PHOENIX — Lauren Betts had already proven, over the course of four years and two conferences, that she was the best player in the country. Sunday night at Footprint Center, she proved it one final time on the largest stage the sport offers, scoring 26 points on 10-of-15 shooting and pulling down 14 rebounds as UCLA defeated South Carolina 72–64 to win the program's first NCAA national championship.
The Bruins did not flinch. South Carolina, which has reached the national championship game in four of the last five seasons under Dawn Staley, came in with the kind of pedigree that makes opponents second-guess themselves in close games. UCLA had never been here before. None of that appeared to matter. The Bruins led by as many as 12 in the second half, absorbed a 9-2 South Carolina run that cut the deficit to five, and then responded with back-to-back baskets from Kiki Rice and Gianna Kneepkens to put the game away.
Rice, who has been the team's most reliable perimeter creator all season, finished with 14 points and seven assists and made the decisive reads in the final four minutes that kept the Gamecocks from getting within striking distance. Kneepkens knocked down three of UCLA's six three-pointers on the night and scored 18 points in what she described after the game as the best she has felt shooting all season. Gabriela Jaquez, defending Staley's top wing option, held her to nine points on 4-of-13 shooting.
"I don't know if there's a word for what this feels like," Betts said at the postgame podium, holding the net she had just cut down. "We've been working for this for a long time. Every one of us. This is for everyone who believed in this program before tonight."
Head coach Cori Close, who has built UCLA into a consistent top-10 program over more than a decade, became the first Bruins women's basketball coach to cut down the nets at a national championship. She was composed through the final minutes and visibly overcome after the final buzzer, embracing her seniors on the court for several minutes before accepting any interview requests. The four seniors, Betts, Rice, Kneepkens, and Jaquez, leave Westwood with a conference title, a Final Four, and now a national championship, a legacy that will define the program's standard for years.
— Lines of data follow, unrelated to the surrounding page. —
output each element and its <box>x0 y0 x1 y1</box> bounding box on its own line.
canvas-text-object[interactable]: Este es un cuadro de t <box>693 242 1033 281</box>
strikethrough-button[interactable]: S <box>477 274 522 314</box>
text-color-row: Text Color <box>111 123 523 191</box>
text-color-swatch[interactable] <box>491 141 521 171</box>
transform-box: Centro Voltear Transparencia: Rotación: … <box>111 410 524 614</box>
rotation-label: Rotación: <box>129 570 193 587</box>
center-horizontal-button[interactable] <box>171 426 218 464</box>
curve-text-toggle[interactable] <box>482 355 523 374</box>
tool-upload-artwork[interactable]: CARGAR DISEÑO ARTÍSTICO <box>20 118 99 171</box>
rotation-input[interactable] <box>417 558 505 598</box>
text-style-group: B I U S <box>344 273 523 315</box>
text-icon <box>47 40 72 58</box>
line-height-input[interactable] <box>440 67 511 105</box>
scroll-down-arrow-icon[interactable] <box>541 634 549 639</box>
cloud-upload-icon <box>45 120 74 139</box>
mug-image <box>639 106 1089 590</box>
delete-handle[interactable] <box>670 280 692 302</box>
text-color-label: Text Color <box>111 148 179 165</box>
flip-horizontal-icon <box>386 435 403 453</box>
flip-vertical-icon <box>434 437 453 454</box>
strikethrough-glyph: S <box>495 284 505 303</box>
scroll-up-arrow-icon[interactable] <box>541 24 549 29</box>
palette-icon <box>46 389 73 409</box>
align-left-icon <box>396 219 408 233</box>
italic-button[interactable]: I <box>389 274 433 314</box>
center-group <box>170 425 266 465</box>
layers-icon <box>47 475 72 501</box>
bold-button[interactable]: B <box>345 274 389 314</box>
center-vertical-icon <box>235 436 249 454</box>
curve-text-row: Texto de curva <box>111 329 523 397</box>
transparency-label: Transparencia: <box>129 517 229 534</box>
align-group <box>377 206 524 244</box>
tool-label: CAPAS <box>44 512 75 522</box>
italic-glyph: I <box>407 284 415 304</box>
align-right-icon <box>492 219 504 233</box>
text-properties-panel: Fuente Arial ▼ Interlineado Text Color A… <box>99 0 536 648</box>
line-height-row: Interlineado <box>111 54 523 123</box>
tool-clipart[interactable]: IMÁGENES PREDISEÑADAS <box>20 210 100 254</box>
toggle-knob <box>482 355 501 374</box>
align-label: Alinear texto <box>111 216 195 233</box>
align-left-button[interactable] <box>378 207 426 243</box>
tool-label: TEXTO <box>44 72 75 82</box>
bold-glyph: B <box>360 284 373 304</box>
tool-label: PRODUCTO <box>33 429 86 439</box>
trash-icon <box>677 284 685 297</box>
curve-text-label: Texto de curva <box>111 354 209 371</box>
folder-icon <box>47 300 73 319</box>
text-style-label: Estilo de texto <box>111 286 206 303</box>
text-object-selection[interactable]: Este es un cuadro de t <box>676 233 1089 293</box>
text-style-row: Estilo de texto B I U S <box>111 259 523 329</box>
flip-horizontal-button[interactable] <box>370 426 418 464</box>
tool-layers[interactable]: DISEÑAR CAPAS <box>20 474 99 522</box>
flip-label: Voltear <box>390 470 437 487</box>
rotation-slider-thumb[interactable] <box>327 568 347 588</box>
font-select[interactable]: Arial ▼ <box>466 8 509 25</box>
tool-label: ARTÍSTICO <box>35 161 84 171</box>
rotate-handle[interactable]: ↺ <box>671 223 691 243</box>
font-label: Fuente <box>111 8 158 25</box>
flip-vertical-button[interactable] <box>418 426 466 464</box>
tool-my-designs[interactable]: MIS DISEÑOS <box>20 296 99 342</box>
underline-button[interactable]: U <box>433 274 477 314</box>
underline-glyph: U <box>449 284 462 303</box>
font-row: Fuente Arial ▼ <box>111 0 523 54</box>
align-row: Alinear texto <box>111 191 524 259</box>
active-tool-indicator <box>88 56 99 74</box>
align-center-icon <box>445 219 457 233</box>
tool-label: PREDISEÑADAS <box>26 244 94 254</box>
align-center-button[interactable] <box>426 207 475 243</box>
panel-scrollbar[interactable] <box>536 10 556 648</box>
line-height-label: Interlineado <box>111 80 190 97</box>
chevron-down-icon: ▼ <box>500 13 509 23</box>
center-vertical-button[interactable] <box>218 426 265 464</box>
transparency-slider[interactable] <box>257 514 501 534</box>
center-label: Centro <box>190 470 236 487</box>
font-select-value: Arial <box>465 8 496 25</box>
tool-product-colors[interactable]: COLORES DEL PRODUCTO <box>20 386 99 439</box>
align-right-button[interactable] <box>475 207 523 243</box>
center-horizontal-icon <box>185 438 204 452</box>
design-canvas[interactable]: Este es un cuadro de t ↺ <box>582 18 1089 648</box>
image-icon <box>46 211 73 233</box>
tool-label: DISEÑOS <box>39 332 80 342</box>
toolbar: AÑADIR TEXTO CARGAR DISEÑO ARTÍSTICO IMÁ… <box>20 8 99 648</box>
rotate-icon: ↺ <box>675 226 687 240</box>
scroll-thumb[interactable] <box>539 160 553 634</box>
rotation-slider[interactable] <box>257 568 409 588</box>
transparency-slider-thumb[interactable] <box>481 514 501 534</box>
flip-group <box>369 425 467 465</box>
South Carolina finished 35-3, its losses all to top-10 programs, and Staley was gracious in defeat. "They were better tonight," she said at the podium. "Lauren Betts is a generational player. You can't take anything away from what UCLA did this season." The sentiment was accurate. From a 9-0 start in Big Ten play through a conference championship and a run through the tournament in which they were never seriously threatened until the final minutes of the title game, these Bruins were the best team in the country. Sunday confirmed it officially.
The trophy ceremony ended just before midnight Phoenix time. By then, Westwood was already celebrating.